The families of the murdered Cradock Four anti-apartheid activists have turned to the courts to force law enforcement agencies to finally make a decision on the prosecution of those responsible for their deaths at the hands of apartheid police.

Former president FW de Klerk is cited as the 13th respondent in the case, which paints a damning picture of how the National Prosecuting Authority (NPA) and police have failed, for over two decades, to act on the Truth and Reconciliation Commission’s (TRC) directives to pursue possible prosecutions linked to the murders of some 300 activists.

Those murdered activists included Fort Calata, Matthew Goniwe, Sicelo Mhlauli, and Sparrow Mkonto – known as the "Cradock Four" – who were kidnapped, tortured and murdered by apartheid police on 27 June 1985.

"More than 35 years later, and notwithstanding countless pleas, my family and I are still waiting for the South African Police to finalise its investigations and for the National Prosecuting Authority to take a decision whether to prosecute the known suspects or not," Calata’s son Lukhanyo states in court papers.

He continued: I submit that the failure to finalise the Cradock Four case represents a deep betrayal of those who gave their lives for the struggle for freedom and democracy in South Africa. It has also added significantly to the emotional trauma and anguish of their families, surviving victims and the wider community.

"I do not know why the South African state has turned its back on victims who sacrificed so much, but it appears to me that until recently this approach was the product of a policy or decision to abandon or suppress these cases."

The case brought by the families of the murdered Cradock Four activists comes after the Supreme Court of Appeal (SCA) last month slammed the NPA for its failure to prosecute TRC cases – after well-documented political interference in the pursuit of those cases by the Mbeki administration.

The Appeal Court confirmed what the Gauteng High Court in Pretoria had stated in 2019, that there was undisputed evidence from the NPA that, between 2003 and 2017, "the Executive adopted a policy position" that apartheid atrocity cases recommended for prosecution by the TRC would not be pursued.

In a ruling that dismissed former apartheid policeman Joao Rodrigues' bid to secure a permanent stay of his prosecution for the 1971 murder of anti-apartheid activist and teacher Ahmed Timol, the Appeal Court said it was "perplexing and inexplicable why such a stance was taken".

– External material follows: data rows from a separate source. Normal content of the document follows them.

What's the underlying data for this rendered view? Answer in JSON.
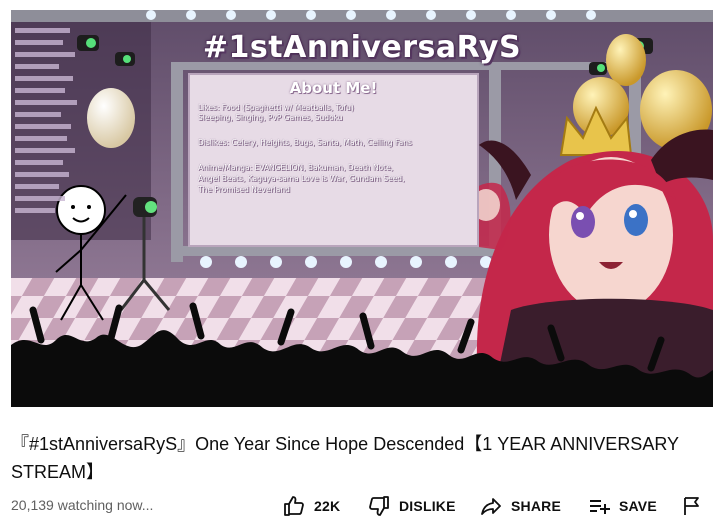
{
  "video": {
    "scene": {
      "banner": "#1stAnniversaRyS",
      "panel_title": "About Me!",
      "panel_lines": [
        "Likes: Food (Spaghetti w/ Meatballs, Tofu)",
        "Sleeping, Singing, PvP Games, Sudoku",
        "",
        "Dislikes: Celery, Heights, Bugs, Santa, Math, Ceiling Fans",
        "",
        "Anime/Manga: EVANGELION, Bakuman, Death Note,",
        "Angel Beats, Kaguya-sama Love is War, Gundam Seed,",
        "The Promised Neverland"
      ]
    }
  },
  "title": "『#1stAnniversaRyS』One Year Since Hope Descended【1 YEAR ANNIVERSARY STREAM】",
  "views": "20,139 watching now...",
  "actions": {
    "like_count": "22K",
    "dislike_label": "DISLIKE",
    "share_label": "SHARE",
    "save_label": "SAVE"
  },
  "icons": {
    "like": "thumbs-up-icon",
    "dislike": "thumbs-down-icon",
    "share": "share-arrow-icon",
    "save": "playlist-add-icon",
    "report": "flag-icon"
  },
  "colors": {
    "text_primary": "#0f0f0f",
    "text_secondary": "#606060",
    "stage_bg": "#7d6a86",
    "panel_bg": "#e7dbe6",
    "hair": "#c4274a",
    "crown": "#e8c44b"
  }
}
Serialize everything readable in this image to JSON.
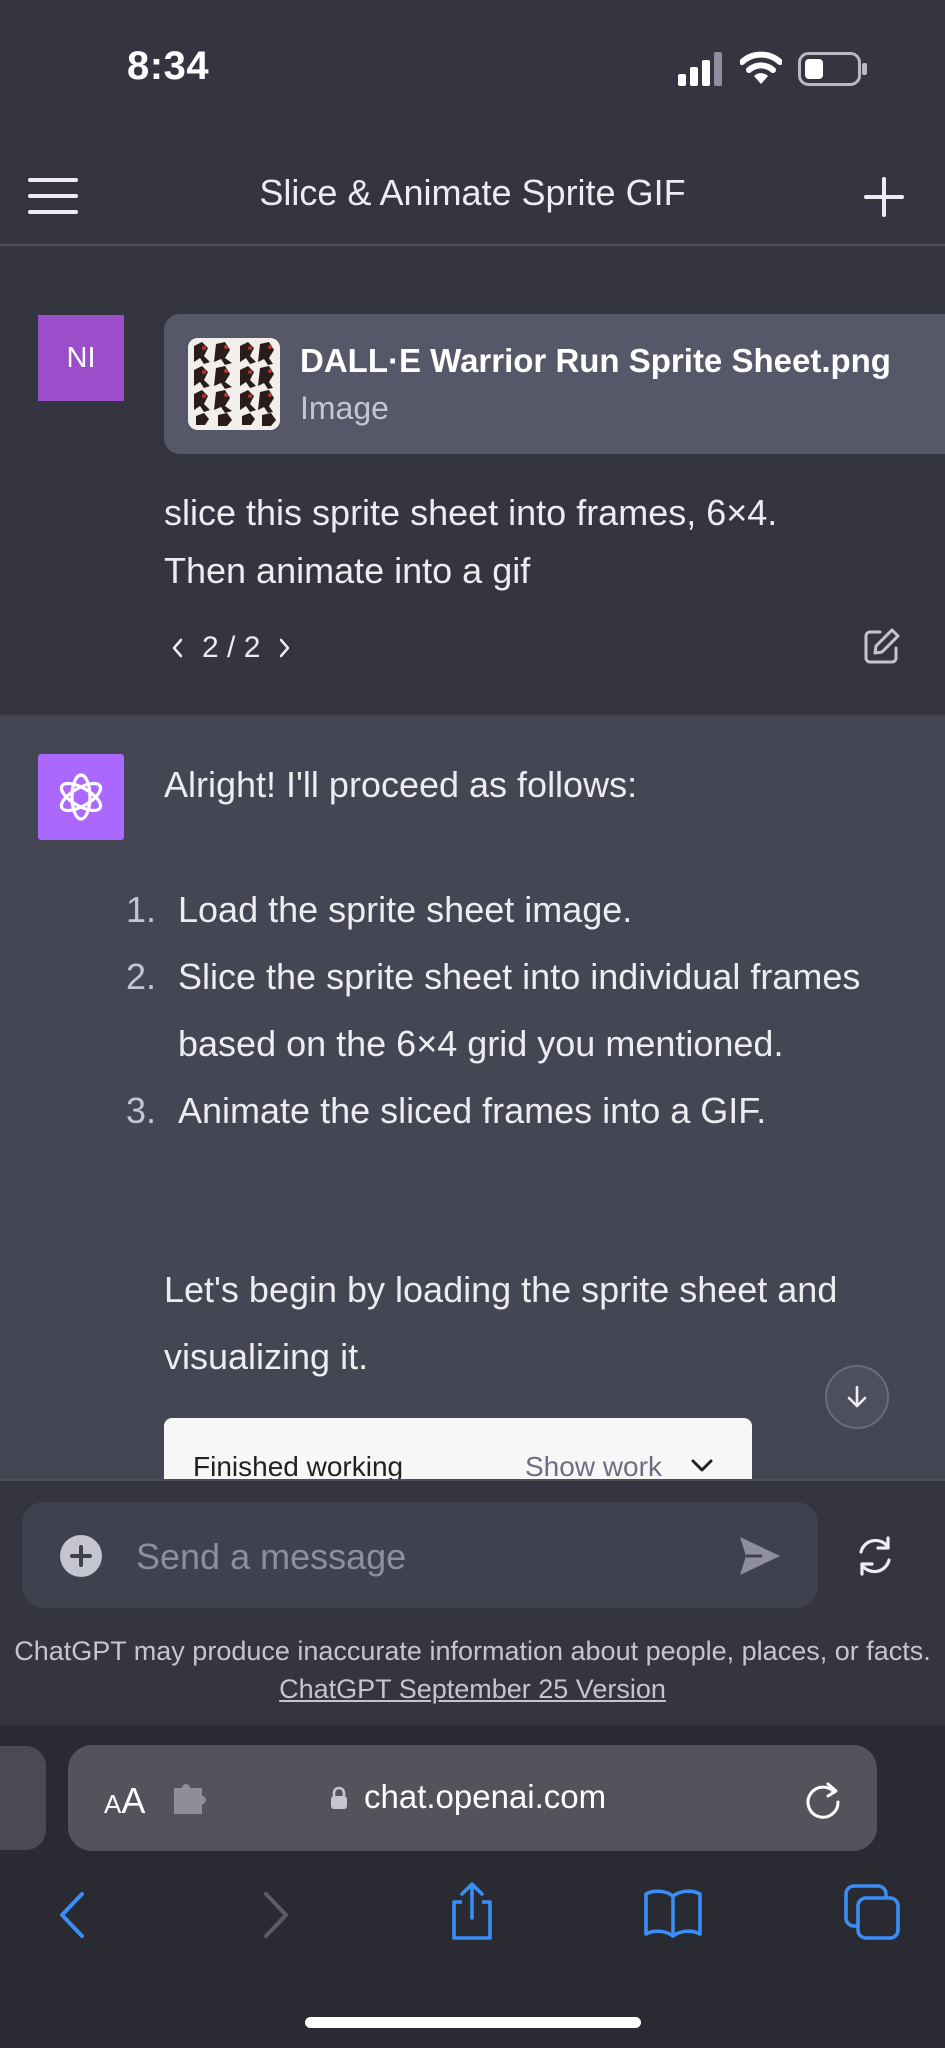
{
  "status_bar": {
    "time": "8:34"
  },
  "header": {
    "title": "Slice & Animate Sprite GIF"
  },
  "user_message": {
    "avatar_initials": "NI",
    "attachment": {
      "name": "DALL·E Warrior Run Sprite Sheet.png",
      "type": "Image"
    },
    "text": "slice this sprite sheet into frames, 6×4. Then animate into a gif",
    "version": "2 / 2"
  },
  "assistant_message": {
    "intro": "Alright! I'll proceed as follows:",
    "steps": [
      {
        "num": "1.",
        "text": "Load the sprite sheet image."
      },
      {
        "num": "2.",
        "text": "Slice the sprite sheet into individual frames based on the 6×4 grid you mentioned."
      },
      {
        "num": "3.",
        "text": "Animate the sliced frames into a GIF."
      }
    ],
    "outro": "Let's begin by loading the sprite sheet and visualizing it.",
    "work_card": {
      "status": "Finished working",
      "toggle": "Show work"
    }
  },
  "composer": {
    "placeholder": "Send a message",
    "disclaimer": "ChatGPT may produce inaccurate information about people, places, or facts.",
    "version_link": "ChatGPT September 25 Version"
  },
  "browser": {
    "text_size_label_small": "A",
    "text_size_label_large": "A",
    "url": "chat.openai.com"
  },
  "colors": {
    "background": "#343541",
    "assistant_background": "#444654",
    "user_avatar": "#9b4dca",
    "assistant_avatar": "#ab68ff",
    "safari_accent": "#3a8ef6"
  },
  "icons": [
    "menu-icon",
    "plus-icon",
    "edit-icon",
    "openai-logo-icon",
    "arrow-down-icon",
    "chevron-down-icon",
    "plus-circle-icon",
    "send-icon",
    "regenerate-icon",
    "extensions-icon",
    "lock-icon",
    "reload-icon",
    "back-icon",
    "forward-icon",
    "share-icon",
    "bookmarks-icon",
    "tabs-icon"
  ]
}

This, Judge Aubrey Ledwaba wrote, was particularly "in light of the work and report of the TRC advocating a bold prosecutions policy, the guarantee of the prosecutorial independence of the NPA, its constitutional obligation to prosecute crimes and the interests of the victims and survivors of those crimes".

All these considerations, the judge said, "should have stood in the way of any such moratorium on the prosecution of TRC era cases".

"That it happened despite the constitutional, legal and other considerations suggests disdain for those important considerations and interests," he added, before stating that the High Court had "rightly recommended" that National Director of Public Prosecutions Shamila Batohi conduct a "proper investigation into these issues" to determine whether "any action… was necessary".

Batohi has promised to conduct such an investigation and to ensure that the state acts quickly to finalise the investigation and prosecution of apartheid-era cases.

But, for the Cradock Four families, that promise means very little.

'Permanent removal from society'

Supported by evidence given by former NPA head Vusi Pikoli, they are now asking the Gauteng High Court in Pretoria to compel Police Minister Bheki Cele and National Police Commissioner Khehla Sitole to ensure that the Hawks finalise their investigations into the murders of the Cradock Four within 30 days of the court’s order.

They also want the court to order Batohi to announce a decision to prosecute, or not, the known suspects in the murders of the Cradock Four within 60 days of the court’s order.

The case has far-reaching implications for the prosecution of apartheid-era crime, and will again open debate over why the political masterminds behind the murders of anti-apartheid activists have never been pursued by law enforcement officials in democratic South Africa.

At the time of the murders of the Cradock Four, De Klerk was serving as National Minister of Education at the time that the apartheid government’s State Security Council (SSC) deliberated on the "permanent removal from society" of Calata and Goniwe, who were both teachers.

Lukhanyo Calata states in court papers that De Klerk "attended the SSC meeting on 19 March 1984 where a call was made for the removal of Goniwe and Calata".

He said: They were subsequently detained during 1984 and murdered the following year. He (De Klerk) also attended the SSC meeting on 10 June 1985, less than three days after the 'permanent removal' recommendation was made to the Secretariat of the SSC.

De Klerk has denied any knowledge of, or involvement in, the killings.

Lukhanyo Calata has consistently maintained, however, that the last apartheid president has "my father’s blood on his hands".

At the very least, the court case he has now brought will reveal whether police and the NPA ever even sought a statement from De Klerk about the killings of the Cradock Four – and, if they have not, it will demand an explanation for that failure.